グーグル、企業向けWebアプリ・パッケージを発表──ベータ期間中の登録は無料

(2006年08月29日)

 米国グーグルは8月28日、Webベースの生産性アプリケーション・パッケージ「Google Apps for Your Domain」を発表した。同パッケージは、同社がすでに提供している「Gmail」「Google Talk」「Google Calendar」「Google Page Creator」サービスで構成されている。

 今回の発表は、Microsoft Officeへの対抗を長期的視野に入れた動きと見られるが、新パッケージには、「Writely」と「Google Spreadsheets」は含まれていない。この2つは、Microsoft WordやExcelのように文書作成と表計算の機能を提供する生産性スイートには欠かせないツールである。

 またグーグルは、Microsoft PowerPointに対抗するようなプレゼンテーション・アプリケーションもまだ提供していない。

 Google Apps for Your Domainは、それを利用する組織が、Webユーザー・インタフェースを調整して独自にカスタマイズしたり、どのサービスを使用するかを設定したりできるようになっている。
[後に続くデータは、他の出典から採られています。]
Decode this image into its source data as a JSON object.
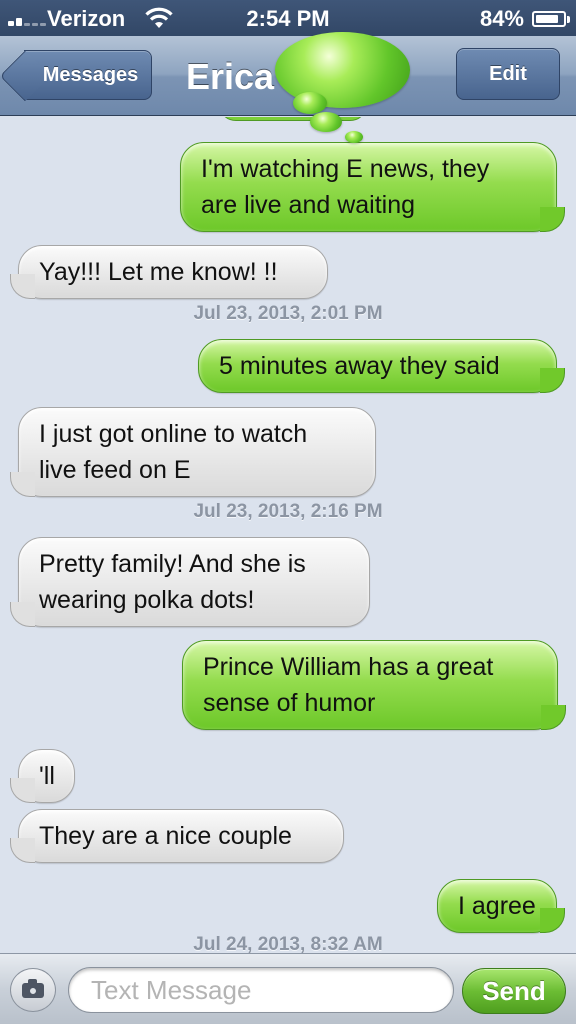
{
  "status_bar": {
    "carrier": "Verizon",
    "time": "2:54 PM",
    "battery_percent": "84%",
    "battery_level": 0.84,
    "signal_bars": 2
  },
  "nav_bar": {
    "back_label": "Messages",
    "title": "Erica",
    "edit_label": "Edit"
  },
  "sticker": {
    "icon": "green-thought-bubble-icon"
  },
  "messages": [
    {
      "direction": "sent",
      "lines": [
        "I'm watching E news, they",
        "are live and waiting"
      ]
    },
    {
      "direction": "received",
      "lines": [
        "Yay!!! Let me know! !!"
      ]
    },
    {
      "type": "timestamp",
      "text": "Jul 23, 2013, 2:01 PM"
    },
    {
      "direction": "sent",
      "lines": [
        "5 minutes away they said"
      ]
    },
    {
      "direction": "received",
      "lines": [
        "I just got online to watch",
        "live feed on E"
      ]
    },
    {
      "type": "timestamp",
      "text": "Jul 23, 2013, 2:16 PM"
    },
    {
      "direction": "received",
      "lines": [
        "Pretty family! And she is",
        "wearing polka dots!"
      ]
    },
    {
      "direction": "sent",
      "lines": [
        "Prince William has a great",
        "sense of humor"
      ]
    },
    {
      "direction": "received",
      "lines": [
        "'ll"
      ]
    },
    {
      "direction": "received",
      "lines": [
        "They are a nice couple"
      ]
    },
    {
      "direction": "sent",
      "lines": [
        "I agree"
      ]
    },
    {
      "type": "timestamp",
      "text": "Jul 24, 2013, 8:32 AM"
    }
  ],
  "input_bar": {
    "placeholder": "Text Message",
    "value": "",
    "send_label": "Send",
    "camera_icon": "camera-icon"
  },
  "colors": {
    "sent_bubble": "#7ccf3a",
    "received_bubble": "#e6e6e6",
    "background": "#dbe2ed",
    "nav_bar": "#7c94b4"
  }
}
 管理者は、Webベースの管理インタフェースを使って、組織独自のユーザー・アカウント・リストの管理、エイリアス(別名)や配布リストの設定、特定のドメインで利用できるサービスの設定などが可能となっている。エンドユーザーは、インターネットに接続した任意のコンピュータから、それらのアプリケーションにアクセスできる。

 Google Apps for Your Domainのパッケージは、今のところStandard Editionの1種類のみ。まだベータ版であり、無料で使用できる。1ユーザー当たり2GBの電子メール容量と、電子メールまたはオンライン・ヘルプセンターを通じた管理者向けのカスタマー・サービスが提供される。
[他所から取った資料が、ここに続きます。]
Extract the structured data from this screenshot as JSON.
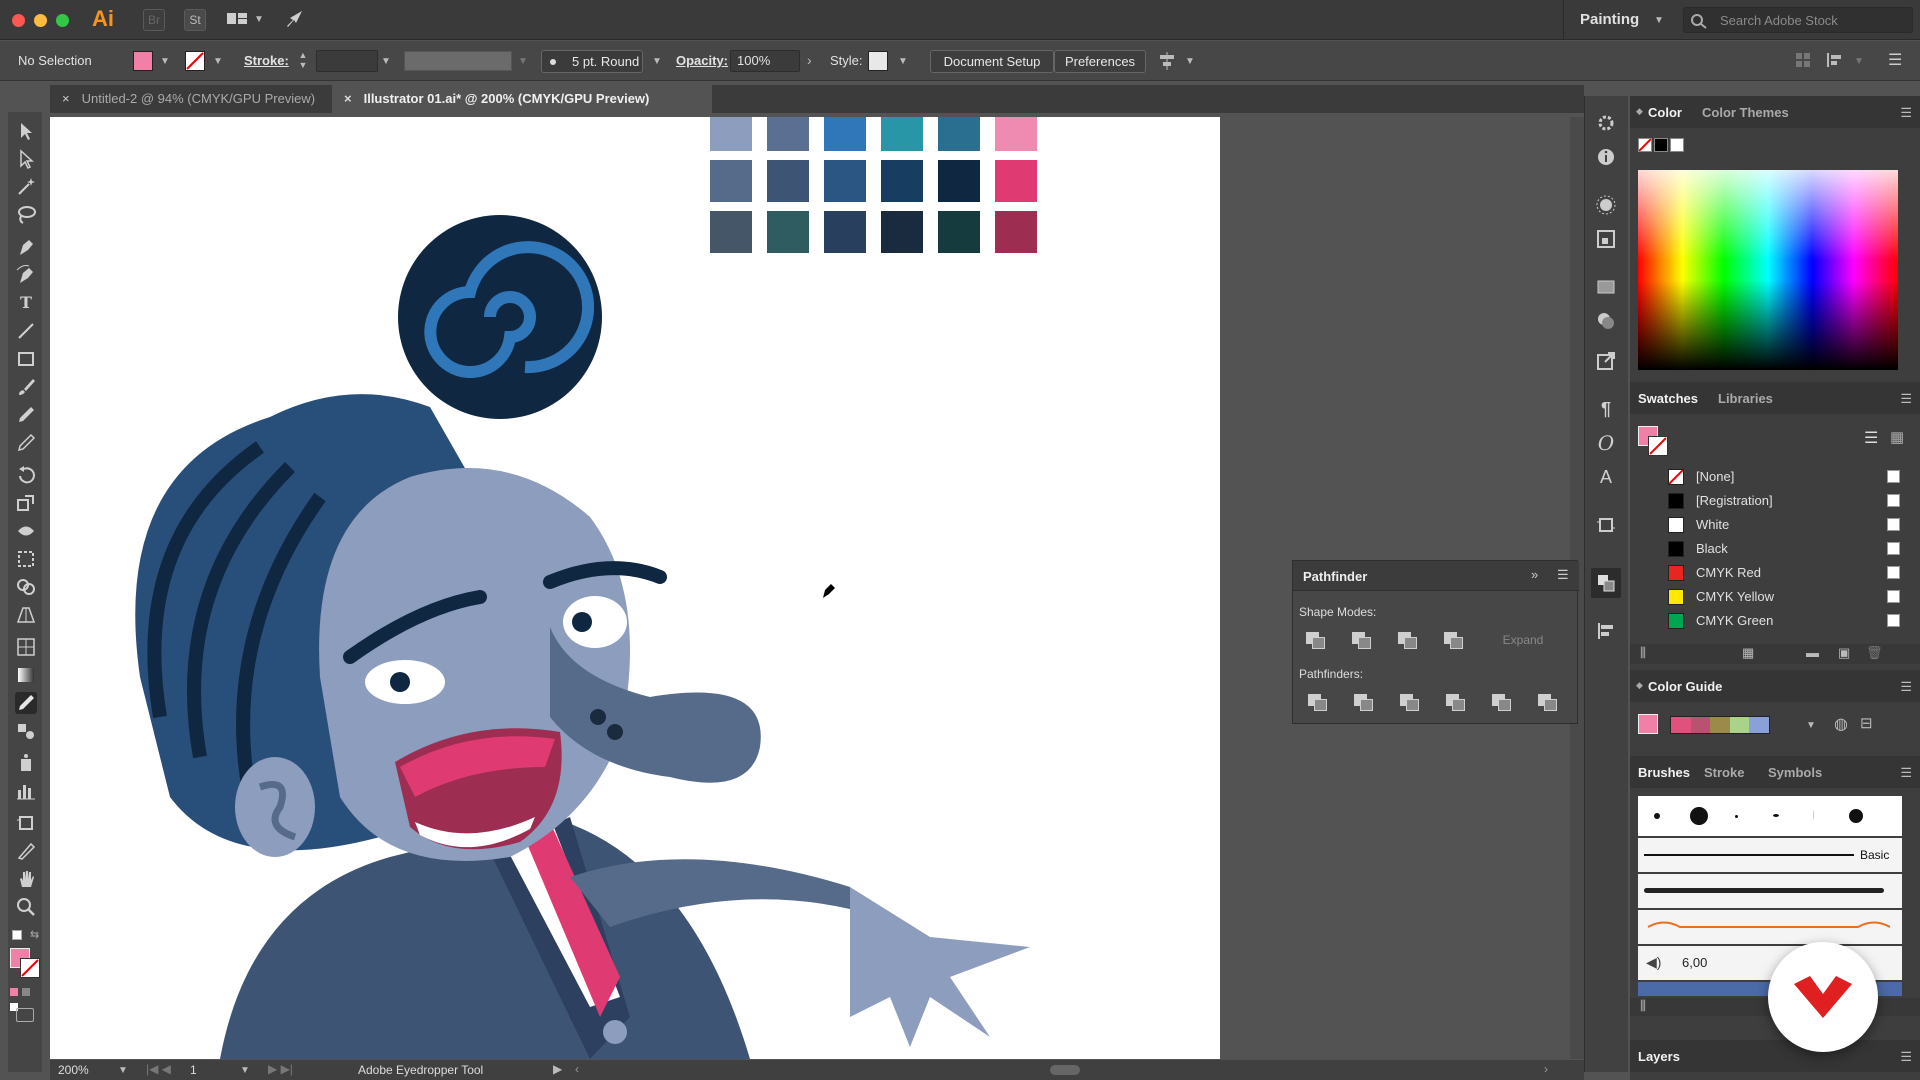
{
  "titlebar": {
    "app_logo": "Ai",
    "bridge": "Br",
    "stock": "St",
    "workspace": "Painting",
    "search_placeholder": "Search Adobe Stock"
  },
  "controlbar": {
    "selection": "No Selection",
    "stroke_label": "Stroke:",
    "brush": "5 pt. Round",
    "opacity_label": "Opacity:",
    "opacity_value": "100%",
    "style_label": "Style:",
    "document_setup": "Document Setup",
    "preferences": "Preferences",
    "fill_color": "#f080a8"
  },
  "tabs": [
    {
      "label": "Untitled-2 @ 94% (CMYK/GPU Preview)",
      "active": false
    },
    {
      "label": "Illustrator 01.ai* @ 200% (CMYK/GPU Preview)",
      "active": true
    }
  ],
  "palette": {
    "rows": [
      [
        "#8c9dbd",
        "#5b6f93",
        "#2f77b8",
        "#2896a6",
        "#2a6f8f",
        "#ef8ab0"
      ],
      [
        "#566a8a",
        "#3e5475",
        "#2b5583",
        "#173d60",
        "#0f2740",
        "#df3b72"
      ],
      [
        "#465669",
        "#2f5c60",
        "#283f5e",
        "#1a2b40",
        "#153b3f",
        "#9e2d52"
      ]
    ]
  },
  "pathfinder": {
    "title": "Pathfinder",
    "shape_modes_label": "Shape Modes:",
    "expand": "Expand",
    "pathfinders_label": "Pathfinders:"
  },
  "color_panel": {
    "tabs": [
      "Color",
      "Color Themes"
    ]
  },
  "swatches_panel": {
    "tabs": [
      "Swatches",
      "Libraries"
    ],
    "items": [
      {
        "name": "[None]",
        "color": "none"
      },
      {
        "name": "[Registration]",
        "color": "#000000"
      },
      {
        "name": "White",
        "color": "#ffffff"
      },
      {
        "name": "Black",
        "color": "#000000"
      },
      {
        "name": "CMYK Red",
        "color": "#e8251f"
      },
      {
        "name": "CMYK Yellow",
        "color": "#ffe800"
      },
      {
        "name": "CMYK Green",
        "color": "#00a552"
      }
    ]
  },
  "color_guide": {
    "title": "Color Guide",
    "harmony": [
      "#e0527e",
      "#b85270",
      "#9b8a4a",
      "#a9d38a",
      "#8aa0d8"
    ]
  },
  "brushes_panel": {
    "tabs": [
      "Brushes",
      "Stroke",
      "Symbols"
    ],
    "basic_label": "Basic",
    "size_value": "6,00"
  },
  "layers_panel": {
    "title": "Layers"
  },
  "statusbar": {
    "zoom": "200%",
    "artboard_number": "1",
    "tool_name": "Adobe Eyedropper Tool"
  }
}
 グーグルの発表によると、ベータ期間中にサインアップした組織は、その期間中に受け入れられたユーザーの分の料金をその後も(グーグルが同サービスを継続するかぎり)支払わなくていいという。

 Standard Editionは、家族経営のWebサイトやその他の小規模な組織のニーズを満たすかもしれないが、大規模な会社には適合しそうにない。しかし、グーグルは、より高度なニーズを持つ組織向けに、同パッケージのプレミアム版を開発中であり、その料金設定などの詳細を近く発表する予定だ。

 さらに、発表の中でグーグルは、いずれ、大企業のほかISP(インターネット・サービス・プロバイダー)や大学もターゲットにしていくとしている。

 なお、ソフトウェアを社内導入する代わりにホステッド・アプリケーションを利用する利点に関するグーグルの主張は、目新しいものではない。それは、ホステッド・アプリケーションへの移行が、コストの削減とメンテナンス時間の短縮につながるというものだ。

 グーグルのエンタープライズ部門バイスプレジデント兼ゼネラル・マネジャー、デイブ・ジルアード氏は、「Google Apps for Your Domainのようなホステッド・サービスは、コミュニケーション・インフラを維持する経費や面倒な作業をなくすことができるため、小規模企業の経営者やITスタッフにとって負担の軽減につながる」と説明する。

 高品質の電子メール、メッセージング、その他のWebベース・サービスの提供は専門家であるグーグルに任せて、自社のユーザーのニーズと日々の業務に焦点を合わせることができるというのである。

 ただし、ビジネスに不可欠なアプリケーションをホステッド・バージョンに頼るのにはリスクもある。それは、ホスティング・サービスを提供している会社が事業を継続し、同製品のサポートに注力し続け、アップタイムを維持することを前提にしなければならないからだ。